Startup plan notebook illustration

We’ll just work extra hard to get it all done

It is very likely that this will hurt you in the long run. There is a limit to productivity that you can’t get around by sleeping under your desk.

Design and development teams only have so much capacity, you have to spend it wisely. Otherwise, you will end up with a half-baked product that people tell you sounds interesting. But nobody wants to use.

The more you build now, the more you have to maintain in the future. Each feature will expand and multiply, new feature sets will be needed.

If you try to do everything it is much harder to know what to measure. Or where to direct your focus.

How should I do it then?

A better approach is to take a step back. Identify the core problem you are trying to solve, be certain it is a real problem. It takes huge courage to take this position, to say no to influential stakeholders — but it will pay off in the long run.

What challenge does your product help customers overcome?

What is the one thing you can do to make your users life better? Find that thing, and go all in.

Graph - single feature focus, high effectiveness

Slice feature set vertically rather than horizontally. Figure out the smallest way you can solve the struggle.

Speak to customers or potential ones. Listen deeply. If you notice someone getting animated around a problem — you are on to something. This is something that they care enough about to want to change.

Cut your scope, cut your feature set. Be brutal.

Put all your efforts into that one thing, make sure you solve that problem in the leanest, most compelling way you can. This might not be a single thing, it can be multiple features — but you should be solving one pain, one struggle.

Build lean, ship often

No business plan survives its first contact with customers.” — Steve_Blank.

Get your product in front of potential customers as soon as possible. Before you are fully comfortable sharing it.

In most cases, an MVP should take max 3 months, ideally less. The sooner you get a version out in front of people, the sooner you can validate your assumptions.

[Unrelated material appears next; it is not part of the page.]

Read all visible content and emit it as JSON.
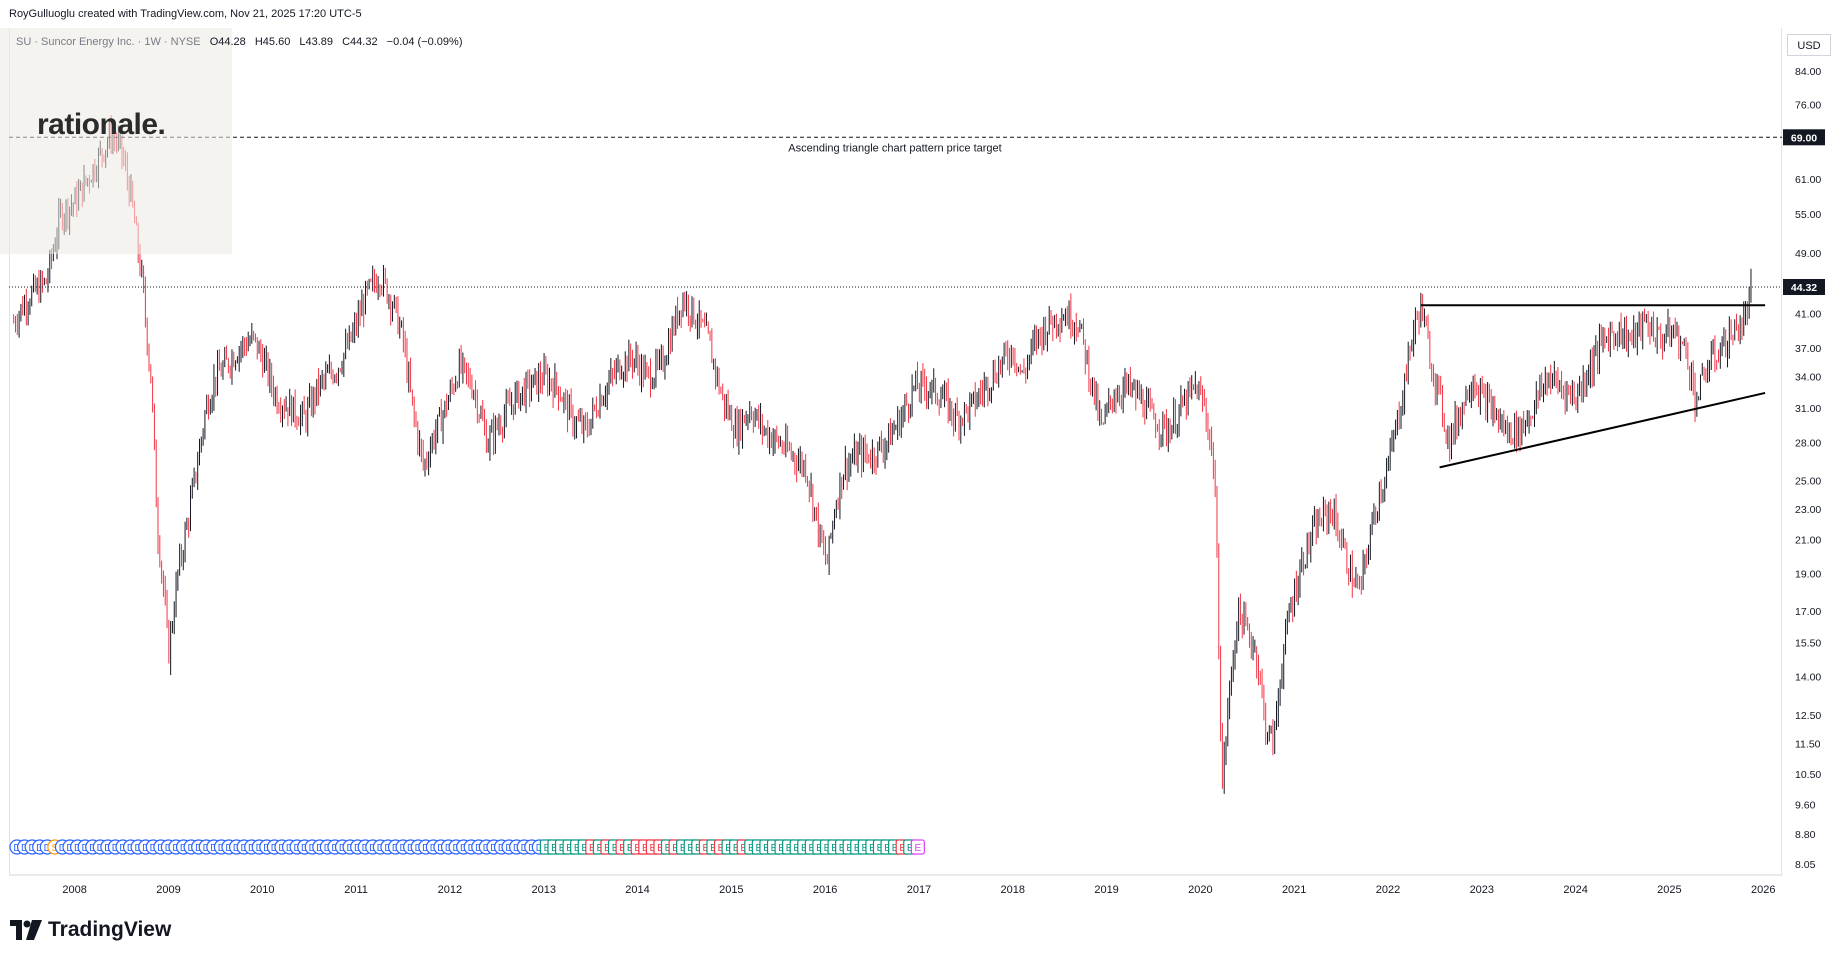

Build in flexibility, delete code often.

Don’t solve commoditised problems. Open source projects and third-party services exist to solve so many of the problems that modern businesses face. Make sure you find out if a solution exists to your problem before you start re-implementing something. Save your time to focus on the core value.

Measure it

Now you have identified the big problem you are solving, it’s going to be so much easier to measure. You have a North Star to follow, something you can judge success against. With this narrow focus, you can start experimenting and improving.

Keep shipping, keep measuring

Working this way you will identify early when you are on to something, and when you need to pivot. You can avoid chasing sunk costs in features that no-one wanted.

Repeat to fade

Just because you have nailed this main issue, doesn’t mean you should stop there. You will unlock greater potential after nailing the first problem. Once Uber had an infrastructure network in place from its main ride-hailing app, it was able to move into food delivery. This has become one of the most profitable parts of the business.

Experiment. Test hypotheses. Go again.